Et comme elle me considérait d'un regard épouvanté:

—Oui! nous sommes décidés à vous fouetter jusqu'à ce que vous soyez décidée à parler... Ecoutez, lui dis-je, en m'asseyant auprès d'elle, nous ne vous voulons point de mal. Soyez seulement un peu raisonnable! Nous savons que vous conspirez contre sa Majesté l'Empereur, que vous complotez avec plusieurs fous le massacre de nos troupes et pourquoi cela, je vous le demande? Simplement, pour vous donner une réputation de femme héroïque, dévouée à la patrie, qui fasse oublier votre ancien renom de beauté facile, et si vous tenez tant à entrer dans la classe des femmes vénérables, avant l'âge! c'est que vous désirez épouser certain marquis florentin, et pourquoi désirez-vous épouser ce marquis très riche, il est vrai, mais laid, vieux, infirme, plein de manies et d'exigences? Est-ce donc que vous avez besoin d'argent pour vous-même? Nullement. C'est que Casacietto devient chaque jour plus exigeant, et que vous voyez dans la fortune du marquis le moyen de satisfaire la cupidité de votre amant. Est-ce vrai?

Je lui débitais tout ce que venait de m'apprendre sur son compte Esther Bettington. Elle parut très surprise que je fusse si bien informé.

—Vous voyez que je connais votre histoire, repris-je. Je sais aussi des choses que vous ignorez, et je vais vous les apprendre. Vous compromettez votre fortune et votre existence non seulement pour un homme qui ne vous aime pas, mais pour un ingrat, pour un traître.
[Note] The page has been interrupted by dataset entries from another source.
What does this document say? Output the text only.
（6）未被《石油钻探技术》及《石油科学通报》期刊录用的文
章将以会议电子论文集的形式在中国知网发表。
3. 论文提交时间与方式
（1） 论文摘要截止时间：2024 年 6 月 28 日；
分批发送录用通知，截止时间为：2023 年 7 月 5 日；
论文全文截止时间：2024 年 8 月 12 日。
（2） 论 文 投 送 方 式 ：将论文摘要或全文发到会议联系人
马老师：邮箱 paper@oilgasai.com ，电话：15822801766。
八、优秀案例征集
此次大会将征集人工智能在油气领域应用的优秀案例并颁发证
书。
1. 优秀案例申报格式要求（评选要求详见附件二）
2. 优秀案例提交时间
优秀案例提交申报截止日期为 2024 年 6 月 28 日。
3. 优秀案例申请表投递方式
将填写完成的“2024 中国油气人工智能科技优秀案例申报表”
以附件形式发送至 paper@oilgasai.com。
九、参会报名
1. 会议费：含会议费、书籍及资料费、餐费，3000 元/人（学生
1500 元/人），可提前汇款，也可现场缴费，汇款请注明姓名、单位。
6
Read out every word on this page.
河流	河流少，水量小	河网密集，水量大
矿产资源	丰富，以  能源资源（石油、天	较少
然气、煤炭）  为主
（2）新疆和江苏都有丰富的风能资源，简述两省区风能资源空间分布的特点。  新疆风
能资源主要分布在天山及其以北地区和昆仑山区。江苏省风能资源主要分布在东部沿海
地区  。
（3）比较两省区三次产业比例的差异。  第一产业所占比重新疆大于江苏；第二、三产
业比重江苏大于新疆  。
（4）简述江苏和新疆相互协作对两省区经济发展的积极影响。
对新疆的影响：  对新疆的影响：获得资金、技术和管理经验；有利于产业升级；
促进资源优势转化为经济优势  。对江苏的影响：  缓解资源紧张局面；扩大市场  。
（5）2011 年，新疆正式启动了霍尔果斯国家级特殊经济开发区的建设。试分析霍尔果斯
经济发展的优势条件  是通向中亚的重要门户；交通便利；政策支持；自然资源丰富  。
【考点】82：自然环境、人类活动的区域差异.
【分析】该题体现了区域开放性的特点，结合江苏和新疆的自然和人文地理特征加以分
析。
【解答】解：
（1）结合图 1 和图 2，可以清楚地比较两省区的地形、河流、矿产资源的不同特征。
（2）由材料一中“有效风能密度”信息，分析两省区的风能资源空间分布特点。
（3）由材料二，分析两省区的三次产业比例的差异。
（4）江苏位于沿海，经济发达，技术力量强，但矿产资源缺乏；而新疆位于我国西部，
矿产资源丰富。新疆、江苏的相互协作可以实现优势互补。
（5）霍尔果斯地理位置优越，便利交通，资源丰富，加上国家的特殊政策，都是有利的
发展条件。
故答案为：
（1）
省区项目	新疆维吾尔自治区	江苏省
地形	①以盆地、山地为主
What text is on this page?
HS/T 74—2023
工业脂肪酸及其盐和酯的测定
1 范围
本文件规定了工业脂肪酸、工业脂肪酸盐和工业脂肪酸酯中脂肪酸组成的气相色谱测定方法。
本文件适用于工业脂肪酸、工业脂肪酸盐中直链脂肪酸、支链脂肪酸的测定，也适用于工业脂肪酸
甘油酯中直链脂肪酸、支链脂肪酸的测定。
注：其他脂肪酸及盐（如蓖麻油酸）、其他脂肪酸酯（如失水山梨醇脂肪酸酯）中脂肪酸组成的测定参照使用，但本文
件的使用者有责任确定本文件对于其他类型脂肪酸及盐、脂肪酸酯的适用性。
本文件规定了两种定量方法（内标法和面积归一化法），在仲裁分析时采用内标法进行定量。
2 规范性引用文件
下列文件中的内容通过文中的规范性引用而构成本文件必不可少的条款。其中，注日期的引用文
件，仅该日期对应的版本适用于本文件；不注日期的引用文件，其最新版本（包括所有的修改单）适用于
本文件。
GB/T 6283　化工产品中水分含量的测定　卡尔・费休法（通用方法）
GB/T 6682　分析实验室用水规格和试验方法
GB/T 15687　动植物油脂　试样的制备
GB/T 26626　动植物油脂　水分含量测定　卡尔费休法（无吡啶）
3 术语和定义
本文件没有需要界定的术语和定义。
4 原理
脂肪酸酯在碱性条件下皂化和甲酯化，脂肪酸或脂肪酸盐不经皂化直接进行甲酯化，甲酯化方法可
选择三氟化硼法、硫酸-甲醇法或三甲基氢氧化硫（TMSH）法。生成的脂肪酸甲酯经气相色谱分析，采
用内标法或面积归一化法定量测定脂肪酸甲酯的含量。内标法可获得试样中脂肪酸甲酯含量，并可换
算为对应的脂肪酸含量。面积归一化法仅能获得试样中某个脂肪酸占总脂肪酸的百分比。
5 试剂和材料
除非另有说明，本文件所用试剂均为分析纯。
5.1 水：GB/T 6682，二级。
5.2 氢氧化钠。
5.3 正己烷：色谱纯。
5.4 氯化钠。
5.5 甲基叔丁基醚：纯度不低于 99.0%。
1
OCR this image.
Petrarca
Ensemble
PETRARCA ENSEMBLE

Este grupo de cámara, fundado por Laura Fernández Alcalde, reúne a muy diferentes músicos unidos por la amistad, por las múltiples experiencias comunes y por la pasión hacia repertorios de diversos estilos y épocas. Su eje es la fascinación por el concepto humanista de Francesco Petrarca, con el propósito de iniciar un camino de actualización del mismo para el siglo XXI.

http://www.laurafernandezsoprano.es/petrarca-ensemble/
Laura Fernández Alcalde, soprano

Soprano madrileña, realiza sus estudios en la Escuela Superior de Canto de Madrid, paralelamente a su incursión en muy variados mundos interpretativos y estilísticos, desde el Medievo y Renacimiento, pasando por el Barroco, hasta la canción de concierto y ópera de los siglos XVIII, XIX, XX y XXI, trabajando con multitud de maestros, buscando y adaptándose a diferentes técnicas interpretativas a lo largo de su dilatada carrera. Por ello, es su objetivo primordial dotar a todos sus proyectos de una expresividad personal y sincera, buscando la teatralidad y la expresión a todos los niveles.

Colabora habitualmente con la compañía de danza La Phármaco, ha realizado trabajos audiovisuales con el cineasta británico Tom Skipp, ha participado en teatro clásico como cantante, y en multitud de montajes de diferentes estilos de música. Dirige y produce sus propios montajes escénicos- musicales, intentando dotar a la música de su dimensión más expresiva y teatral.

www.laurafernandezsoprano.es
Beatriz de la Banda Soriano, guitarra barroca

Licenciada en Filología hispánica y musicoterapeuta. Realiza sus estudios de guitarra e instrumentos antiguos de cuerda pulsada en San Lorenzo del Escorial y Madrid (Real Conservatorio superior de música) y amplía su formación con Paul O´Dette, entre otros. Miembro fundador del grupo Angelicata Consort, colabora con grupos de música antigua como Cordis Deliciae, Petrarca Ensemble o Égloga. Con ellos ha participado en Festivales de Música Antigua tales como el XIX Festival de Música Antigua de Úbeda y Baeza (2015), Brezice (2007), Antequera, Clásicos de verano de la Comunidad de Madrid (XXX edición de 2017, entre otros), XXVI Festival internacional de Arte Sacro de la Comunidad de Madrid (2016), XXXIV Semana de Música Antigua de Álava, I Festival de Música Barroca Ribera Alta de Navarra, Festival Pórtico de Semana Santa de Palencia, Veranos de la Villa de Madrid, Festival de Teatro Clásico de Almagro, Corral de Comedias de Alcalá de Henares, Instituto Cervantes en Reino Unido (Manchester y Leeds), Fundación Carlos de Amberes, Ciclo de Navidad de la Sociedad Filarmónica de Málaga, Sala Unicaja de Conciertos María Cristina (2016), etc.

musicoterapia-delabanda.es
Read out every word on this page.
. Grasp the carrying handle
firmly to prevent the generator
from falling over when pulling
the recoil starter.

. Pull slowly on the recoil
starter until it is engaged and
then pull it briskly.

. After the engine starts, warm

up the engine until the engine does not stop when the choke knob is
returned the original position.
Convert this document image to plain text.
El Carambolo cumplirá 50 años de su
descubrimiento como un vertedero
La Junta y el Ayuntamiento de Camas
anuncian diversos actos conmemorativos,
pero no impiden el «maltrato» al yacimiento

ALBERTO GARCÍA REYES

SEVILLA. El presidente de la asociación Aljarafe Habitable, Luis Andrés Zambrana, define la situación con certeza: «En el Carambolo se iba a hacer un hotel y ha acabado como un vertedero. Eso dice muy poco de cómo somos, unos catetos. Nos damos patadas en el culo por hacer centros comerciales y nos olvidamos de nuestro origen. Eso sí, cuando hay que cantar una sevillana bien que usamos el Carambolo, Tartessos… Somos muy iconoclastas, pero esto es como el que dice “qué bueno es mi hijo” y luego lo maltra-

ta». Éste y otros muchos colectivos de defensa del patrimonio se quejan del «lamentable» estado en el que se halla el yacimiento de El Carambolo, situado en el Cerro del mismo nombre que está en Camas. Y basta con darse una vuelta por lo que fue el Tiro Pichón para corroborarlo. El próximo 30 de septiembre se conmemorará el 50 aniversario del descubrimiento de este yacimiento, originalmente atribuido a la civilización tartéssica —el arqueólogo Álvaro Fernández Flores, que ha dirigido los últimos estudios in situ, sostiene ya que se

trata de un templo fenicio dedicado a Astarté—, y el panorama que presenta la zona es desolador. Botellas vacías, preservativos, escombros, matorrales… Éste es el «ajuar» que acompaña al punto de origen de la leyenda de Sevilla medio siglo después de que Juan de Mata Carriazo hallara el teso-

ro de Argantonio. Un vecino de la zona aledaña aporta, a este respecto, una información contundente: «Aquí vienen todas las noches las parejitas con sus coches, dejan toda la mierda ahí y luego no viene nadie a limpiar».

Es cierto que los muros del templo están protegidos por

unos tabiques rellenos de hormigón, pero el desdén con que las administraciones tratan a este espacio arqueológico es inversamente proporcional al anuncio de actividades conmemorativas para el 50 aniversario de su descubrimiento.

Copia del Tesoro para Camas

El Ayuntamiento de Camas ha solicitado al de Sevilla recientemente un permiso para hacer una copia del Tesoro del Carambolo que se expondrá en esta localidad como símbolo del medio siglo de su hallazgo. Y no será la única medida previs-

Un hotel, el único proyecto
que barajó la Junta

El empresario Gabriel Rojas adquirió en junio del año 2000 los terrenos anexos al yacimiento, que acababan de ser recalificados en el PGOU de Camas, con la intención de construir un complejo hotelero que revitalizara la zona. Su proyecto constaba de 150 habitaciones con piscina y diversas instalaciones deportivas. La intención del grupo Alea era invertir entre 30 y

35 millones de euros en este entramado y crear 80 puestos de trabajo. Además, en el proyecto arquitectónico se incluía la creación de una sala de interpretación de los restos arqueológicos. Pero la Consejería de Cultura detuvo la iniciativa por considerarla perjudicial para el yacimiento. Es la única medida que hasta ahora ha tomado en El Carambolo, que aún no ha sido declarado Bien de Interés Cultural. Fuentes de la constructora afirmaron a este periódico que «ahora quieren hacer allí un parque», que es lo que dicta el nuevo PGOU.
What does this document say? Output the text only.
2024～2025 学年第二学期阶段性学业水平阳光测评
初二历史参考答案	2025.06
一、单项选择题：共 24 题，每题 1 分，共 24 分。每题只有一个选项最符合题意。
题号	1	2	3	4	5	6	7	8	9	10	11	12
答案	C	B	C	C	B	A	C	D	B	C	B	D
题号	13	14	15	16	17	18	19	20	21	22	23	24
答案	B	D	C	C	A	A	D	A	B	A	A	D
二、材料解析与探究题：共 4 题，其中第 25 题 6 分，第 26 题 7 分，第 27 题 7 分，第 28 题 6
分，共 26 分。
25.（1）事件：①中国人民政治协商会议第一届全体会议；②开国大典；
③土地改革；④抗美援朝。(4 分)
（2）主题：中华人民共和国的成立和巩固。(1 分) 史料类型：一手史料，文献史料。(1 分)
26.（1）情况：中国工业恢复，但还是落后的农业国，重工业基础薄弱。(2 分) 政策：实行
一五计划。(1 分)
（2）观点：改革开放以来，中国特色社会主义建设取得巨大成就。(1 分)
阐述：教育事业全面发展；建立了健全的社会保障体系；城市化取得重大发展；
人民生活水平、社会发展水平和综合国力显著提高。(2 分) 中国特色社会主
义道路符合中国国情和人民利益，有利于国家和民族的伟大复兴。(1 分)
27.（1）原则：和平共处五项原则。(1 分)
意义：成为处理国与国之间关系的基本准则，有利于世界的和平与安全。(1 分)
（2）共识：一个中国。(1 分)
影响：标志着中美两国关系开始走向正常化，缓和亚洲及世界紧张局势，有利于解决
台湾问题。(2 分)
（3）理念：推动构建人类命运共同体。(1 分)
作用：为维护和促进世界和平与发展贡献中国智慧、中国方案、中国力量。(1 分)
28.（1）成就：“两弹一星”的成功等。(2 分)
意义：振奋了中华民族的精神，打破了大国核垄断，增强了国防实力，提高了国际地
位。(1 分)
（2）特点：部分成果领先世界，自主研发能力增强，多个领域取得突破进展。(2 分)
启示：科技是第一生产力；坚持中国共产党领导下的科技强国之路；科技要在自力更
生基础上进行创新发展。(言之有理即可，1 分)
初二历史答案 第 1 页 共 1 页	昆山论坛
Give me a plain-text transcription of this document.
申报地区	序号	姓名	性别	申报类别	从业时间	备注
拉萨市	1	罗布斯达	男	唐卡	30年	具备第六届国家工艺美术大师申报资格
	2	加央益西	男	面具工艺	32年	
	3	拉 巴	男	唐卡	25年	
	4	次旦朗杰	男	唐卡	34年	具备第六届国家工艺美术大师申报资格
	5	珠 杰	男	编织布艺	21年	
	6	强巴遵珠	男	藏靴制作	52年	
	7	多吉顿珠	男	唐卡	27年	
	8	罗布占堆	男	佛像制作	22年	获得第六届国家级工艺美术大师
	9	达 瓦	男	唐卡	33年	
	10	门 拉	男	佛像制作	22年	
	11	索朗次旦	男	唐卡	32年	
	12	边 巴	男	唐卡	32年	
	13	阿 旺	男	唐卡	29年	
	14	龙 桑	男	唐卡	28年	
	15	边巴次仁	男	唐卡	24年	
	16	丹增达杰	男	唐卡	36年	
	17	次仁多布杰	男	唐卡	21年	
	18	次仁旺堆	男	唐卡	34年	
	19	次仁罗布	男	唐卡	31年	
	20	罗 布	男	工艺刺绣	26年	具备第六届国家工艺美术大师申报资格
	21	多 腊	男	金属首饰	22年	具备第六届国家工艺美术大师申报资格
—Que dites-vous! s'écria-t-elle en se redressant vers moi.

—Votre bien-aimé Casacietto vous trompe avec Esther Bettington.

—C'est faux. Vous mentez!

Et, malgré la douleur qu'elle éprouvait, elle bondit vers moi, et sans les soldats qui la gardaient, elle m'eût frappé au visage.

—Calmez-vous, cara signora. Je puis vous prouver tout de suite que je ne mens pas. Regardez derrière vous.

Esther Bettington s'approchait au bras de Casacietto à la grande fureur du colonel Hartmann qui tenait à passer auprès des autres officiers pour être l'amant d'Esther.